Visits are most comfortable with a guide from a reputable township tour operator. The market is safe with local knowledge; it is disorienting without it.

North Beach and Ushaka Marine World

Durban’s beachfront — from the Golden Mile to the North Beach area — has a strip of seafood restaurants and informal food vendors that represent a different food culture from the Indian quarter: fried fish, vetkoek (deep-fried dough), and curry-bunny hybrids coexist in a coastal market that serves the domestic beach tourism market rather than international visitors specifically.

uShaka Marine World at the southern end of the beachfront is South Africa’s largest marine theme park, with an aquarium, water park, and a village-style restaurant complex that includes several restaurants serving Cape Malay and Zulu cuisine alongside the standard fast food.

The Point and Florida Road

Florida Road in the Morningside neighbourhood is Durban’s most concentrated fine-dining and bar street — a leafy suburban strip with 30-plus restaurants serving a range of international cuisines alongside South African and Indian options.
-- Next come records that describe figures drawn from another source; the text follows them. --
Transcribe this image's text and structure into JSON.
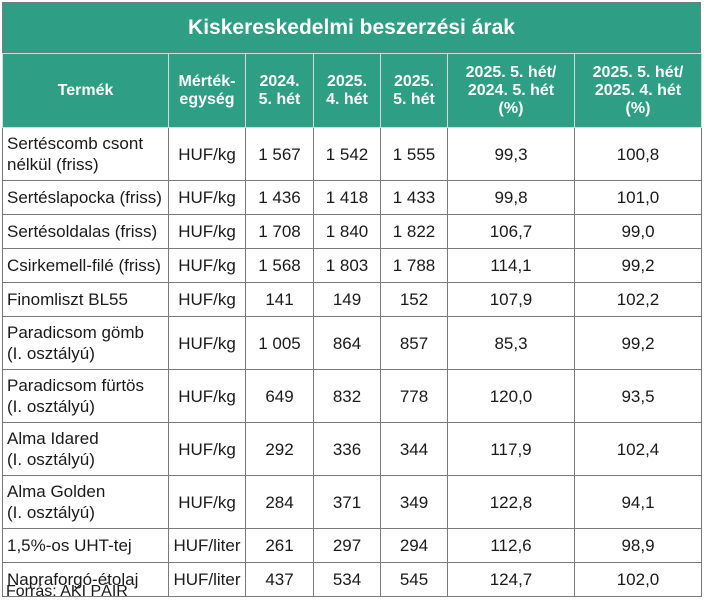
{
  "title": "Kiskereskedelmi beszerzési árak",
  "columns": [
    "Termék",
    "Mérték-\negység",
    "2024.\n5. hét",
    "2025.\n4. hét",
    "2025.\n5. hét",
    "2025. 5. hét/\n2024. 5. hét\n(%)",
    "2025. 5.  hét/\n2025. 4. hét\n(%)"
  ],
  "rows": [
    [
      "Sertéscomb csont\nnélkül (friss)",
      "HUF/kg",
      "1 567",
      "1 542",
      "1 555",
      "99,3",
      "100,8"
    ],
    [
      "Sertéslapocka (friss)",
      "HUF/kg",
      "1 436",
      "1 418",
      "1 433",
      "99,8",
      "101,0"
    ],
    [
      "Sertésoldalas (friss)",
      "HUF/kg",
      "1 708",
      "1 840",
      "1 822",
      "106,7",
      "99,0"
    ],
    [
      "Csirkemell-filé (friss)",
      "HUF/kg",
      "1 568",
      "1 803",
      "1 788",
      "114,1",
      "99,2"
    ],
    [
      "Finomliszt BL55",
      "HUF/kg",
      "141",
      "149",
      "152",
      "107,9",
      "102,2"
    ],
    [
      "Paradicsom gömb\n(I. osztályú)",
      "HUF/kg",
      "1 005",
      "864",
      "857",
      "85,3",
      "99,2"
    ],
    [
      "Paradicsom fürtös\n(I. osztályú)",
      "HUF/kg",
      "649",
      "832",
      "778",
      "120,0",
      "93,5"
    ],
    [
      "Alma Idared\n(I. osztályú)",
      "HUF/kg",
      "292",
      "336",
      "344",
      "117,9",
      "102,4"
    ],
    [
      "Alma Golden\n(I. osztályú)",
      "HUF/kg",
      "284",
      "371",
      "349",
      "122,8",
      "94,1"
    ],
    [
      "1,5%-os UHT-tej",
      "HUF/liter",
      "261",
      "297",
      "294",
      "112,6",
      "98,9"
    ],
    [
      "Napraforgó-étolaj",
      "HUF/liter",
      "437",
      "534",
      "545",
      "124,7",
      "102,0"
    ]
  ],
  "source": "Forrás: AKI PÁIR",
  "colors": {
    "header_bg": "#2e9e84",
    "header_text": "#ffffff",
    "border": "#7a7a7a"
  }
}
Butcher’s Block on Florida Road is one of Durban’s better steak restaurants; Havana Grill is reliable for a full-service dinner.

Gandhi’s legacy and the Indian food heritage

The Phoenix Settlement north of Durban (where Gandhi established his first commune in 1904) and the nearby Inanda community have been the site of significant tensions between the Indian and African communities in recent decades — particularly during the July 2021 unrest. The history of inter-community relations in KwaZulu-Natal is complex and cannot be reduced to the tourist-friendly narrative of Gandhi’s peaceful resistance.
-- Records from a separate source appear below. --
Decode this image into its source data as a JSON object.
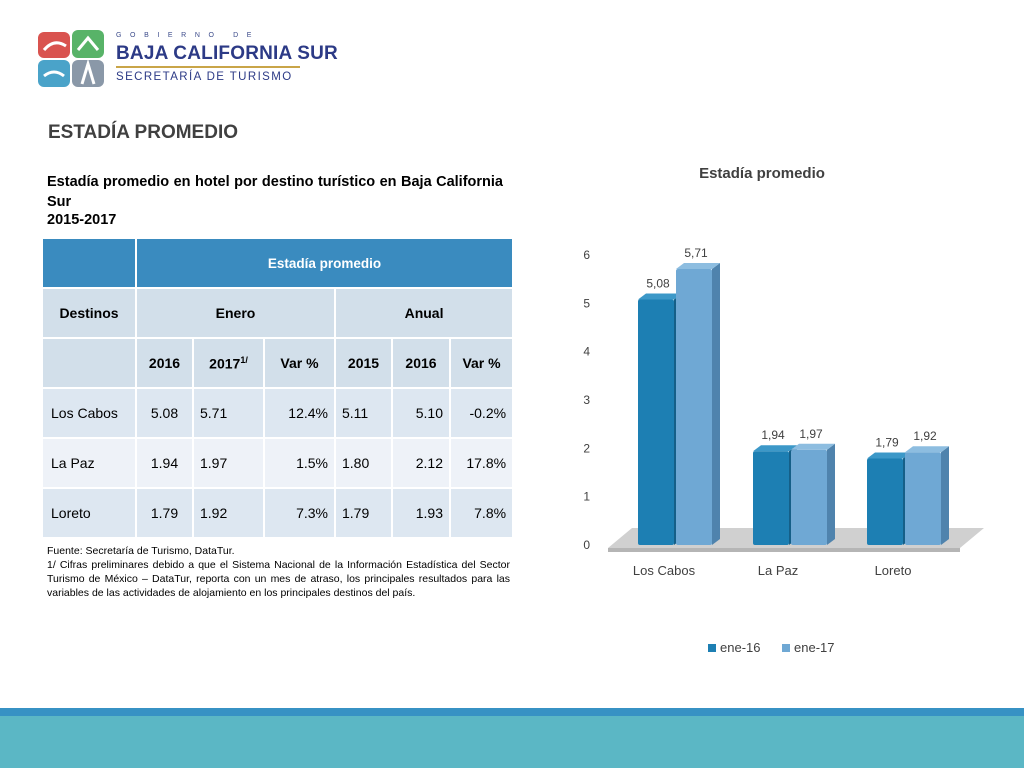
{
  "header": {
    "gov_line": "GOBIERNO DE",
    "state_name": "BAJA CALIFORNIA SUR",
    "ministry": "SECRETARÍA DE TURISMO"
  },
  "page_title": "ESTADÍA PROMEDIO",
  "subtitle": "Estadía promedio en hotel por destino turístico en Baja California Sur",
  "subtitle_years": "2015-2017",
  "table": {
    "group_header": "Estadía promedio",
    "col_destinos": "Destinos",
    "col_enero": "Enero",
    "col_anual": "Anual",
    "sub_2016": "2016",
    "sub_2017": "2017",
    "sub_2017_note": "1/",
    "sub_var": "Var %",
    "sub_2015": "2015",
    "sub_2016b": "2016",
    "sub_varb": "Var %",
    "rows": [
      {
        "destino": "Los Cabos",
        "ene_2016": "5.08",
        "ene_2017": "5.71",
        "ene_var": "12.4%",
        "an_2015": "5.11",
        "an_2016": "5.10",
        "an_var": "-0.2%"
      },
      {
        "destino": "La Paz",
        "ene_2016": "1.94",
        "ene_2017": "1.97",
        "ene_var": "1.5%",
        "an_2015": "1.80",
        "an_2016": "2.12",
        "an_var": "17.8%"
      },
      {
        "destino": "Loreto",
        "ene_2016": "1.79",
        "ene_2017": "1.92",
        "ene_var": "7.3%",
        "an_2015": "1.79",
        "an_2016": "1.93",
        "an_var": "7.8%"
      }
    ]
  },
  "notes": {
    "source": "Fuente: Secretaría de Turismo, DataTur.",
    "footnote": "1/ Cifras preliminares debido a que el Sistema Nacional de la Información Estadística del Sector Turismo de México – DataTur, reporta con un mes de atraso, los principales resultados  para las variables de las actividades de alojamiento en los principales destinos del país."
  },
  "colors": {
    "series_1": "#1d7fb3",
    "series_2": "#6fa8d4",
    "table_header": "#3a8bbf"
  },
  "chart_data": {
    "type": "bar",
    "title": "Estadía promedio",
    "categories": [
      "Los Cabos",
      "La Paz",
      "Loreto"
    ],
    "series": [
      {
        "name": "ene-16",
        "values": [
          5.08,
          1.94,
          1.79
        ],
        "labels": [
          "5,08",
          "1,94",
          "1,79"
        ]
      },
      {
        "name": "ene-17",
        "values": [
          5.71,
          1.97,
          1.92
        ],
        "labels": [
          "5,71",
          "1,97",
          "1,92"
        ]
      }
    ],
    "ylim": [
      0,
      6
    ],
    "yticks": [
      "0",
      "1",
      "2",
      "3",
      "4",
      "5",
      "6"
    ],
    "grid": false,
    "legend": "bottom",
    "style": "3d"
  }
}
For visitors specifically interested in Gandhi’s South African years, a guided heritage tour that covers the Phoenix Settlement, Inanda, and the Ohlange High School (where ANC founder John Dube is buried) provides the full picture. The food heritage is one strand of this story; the political history is another.

FAQ

How spicy is Durban curry?

Very. Authentic Durban curry is not calibrated for international palates. The chilli heat is substantial — a full mutton bunny chow at the Britannia is not a mild experience. If you have low heat tolerance, ask for a “mild” preparation; some establishments will accommodate this. Patel’s Vegetarian bean curry is generally less intense than the meat curries.

What is the correct way to eat a bunny chow?

With your hands. The lid (the “virgin” — the scooped-out bread piece) is placed on top for presentation and used to scoop. Eat from the outside edges of the bread inward as it softens with the curry. Tissue paper is provided; use it.

Is Durban safe for food tourism?

The Grey Street and Victoria Street Market area is active and safe during business hours on weekdays and Saturday mornings. Standard urban caution applies: no valuables visible, no walking in groups of one in the evening. Guided food and culture tours (as linked above) provide the most comfortable introduction and remove the navigation uncertainty.

When is the best time to visit Durban?

Durban’s subtropical climate is warm year-round. The most comfortable visiting period is May to August — the dry season, with daytime temperatures around 22-26°C and low humidity. December to March is hot and humid with significant rainfall. Curry is excellent year-round; the beach experience is better in winter.